The mathematics program has the following goals:
To give all students who take mathematics courses a sense of the nature of mathematics and its place in society;
To give our mathematics majors and minors an understanding of mathematics, its nature and uses; to prepare students to become effective users of mathematics in their careers;
To prepare future high school teachers of mathematics;
To give our students interested in continuing to graduate study in mathematics, statistics, or computer science an adequate preparation to succeed in that study.
To prepare students to excel in their majors.
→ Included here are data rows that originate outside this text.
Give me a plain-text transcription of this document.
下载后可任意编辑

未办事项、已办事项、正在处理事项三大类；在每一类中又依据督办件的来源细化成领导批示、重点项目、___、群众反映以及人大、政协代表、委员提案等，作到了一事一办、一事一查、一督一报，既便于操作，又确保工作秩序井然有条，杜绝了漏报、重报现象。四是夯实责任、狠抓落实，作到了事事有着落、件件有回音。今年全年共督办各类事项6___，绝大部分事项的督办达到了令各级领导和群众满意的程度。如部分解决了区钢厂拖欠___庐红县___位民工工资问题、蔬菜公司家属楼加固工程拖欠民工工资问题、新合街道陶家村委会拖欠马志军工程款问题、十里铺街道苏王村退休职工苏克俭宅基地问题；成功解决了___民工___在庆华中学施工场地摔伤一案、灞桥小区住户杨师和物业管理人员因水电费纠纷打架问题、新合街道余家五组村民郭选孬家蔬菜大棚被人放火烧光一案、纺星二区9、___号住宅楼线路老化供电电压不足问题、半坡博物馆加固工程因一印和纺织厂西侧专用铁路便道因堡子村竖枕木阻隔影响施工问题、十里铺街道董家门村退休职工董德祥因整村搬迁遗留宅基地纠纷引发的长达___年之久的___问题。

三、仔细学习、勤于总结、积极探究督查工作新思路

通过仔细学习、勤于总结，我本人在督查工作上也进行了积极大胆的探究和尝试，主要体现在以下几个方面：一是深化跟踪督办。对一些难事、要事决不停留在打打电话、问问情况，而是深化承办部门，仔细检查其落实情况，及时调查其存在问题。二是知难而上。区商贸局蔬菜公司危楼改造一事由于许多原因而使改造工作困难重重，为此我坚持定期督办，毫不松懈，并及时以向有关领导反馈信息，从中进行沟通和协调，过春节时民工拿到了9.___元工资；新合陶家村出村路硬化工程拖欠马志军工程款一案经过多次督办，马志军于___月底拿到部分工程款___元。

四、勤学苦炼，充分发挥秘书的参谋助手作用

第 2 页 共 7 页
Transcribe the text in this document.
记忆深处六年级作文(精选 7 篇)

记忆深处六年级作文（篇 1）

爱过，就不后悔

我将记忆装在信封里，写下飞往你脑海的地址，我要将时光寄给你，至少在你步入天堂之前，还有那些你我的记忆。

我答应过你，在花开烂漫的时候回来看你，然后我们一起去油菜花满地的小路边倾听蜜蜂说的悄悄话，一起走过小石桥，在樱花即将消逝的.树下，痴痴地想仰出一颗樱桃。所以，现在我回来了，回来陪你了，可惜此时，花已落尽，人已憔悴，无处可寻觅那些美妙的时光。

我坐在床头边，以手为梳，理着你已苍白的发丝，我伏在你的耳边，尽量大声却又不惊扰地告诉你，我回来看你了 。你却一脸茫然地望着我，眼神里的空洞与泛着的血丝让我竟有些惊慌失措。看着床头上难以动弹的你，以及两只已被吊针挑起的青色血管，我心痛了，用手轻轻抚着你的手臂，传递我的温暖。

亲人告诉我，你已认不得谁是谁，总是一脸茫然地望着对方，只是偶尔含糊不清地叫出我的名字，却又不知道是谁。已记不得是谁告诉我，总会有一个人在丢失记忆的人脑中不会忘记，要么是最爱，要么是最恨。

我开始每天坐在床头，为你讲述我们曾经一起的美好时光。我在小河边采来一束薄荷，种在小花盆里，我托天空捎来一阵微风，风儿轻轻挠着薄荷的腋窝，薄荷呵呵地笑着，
This includes students in distribution courses, mathematics and computer science minors, and students with double majors, who will gain deeper insights into their other majors.
The mathematics major can tailor upper-level courses to his interests (including pure mathematics, applied mathematics, and statistics) and career goals (including actuarial science, computer science and secondary education).
A student who gets a 4 or 5 on the AB calculus exam receives immediate credit for MAT-111 Calculus I and is placed into MAT-112 Calculus II.
Any student starting in MAT-112 Calculus II (by the AP exam or our internal placement) who gets a B- or better will receive retroactive credit for MAT-111 Calculus I.
A student who gets a 4 or 5 on the BC calculus exam receives immediate credit for MAT-111 Calculus I and MAT-112 Calculus II and is placed into MAT-223 Elementary Linear Algebra.
A student who gets a 4 or 5 on the Statistics AP exam receives immediate credit for MAT-103 Probability and MAT-104 Statistics.
A student who gets a 4 or 5 on the computer science A AP exam receives immediate credit for CSC-111 Intro to Programming.
A student who gets a 4 or 5 on the computer science principles AP exam receives immediate credit for CSC-101 Intro to Computer Science.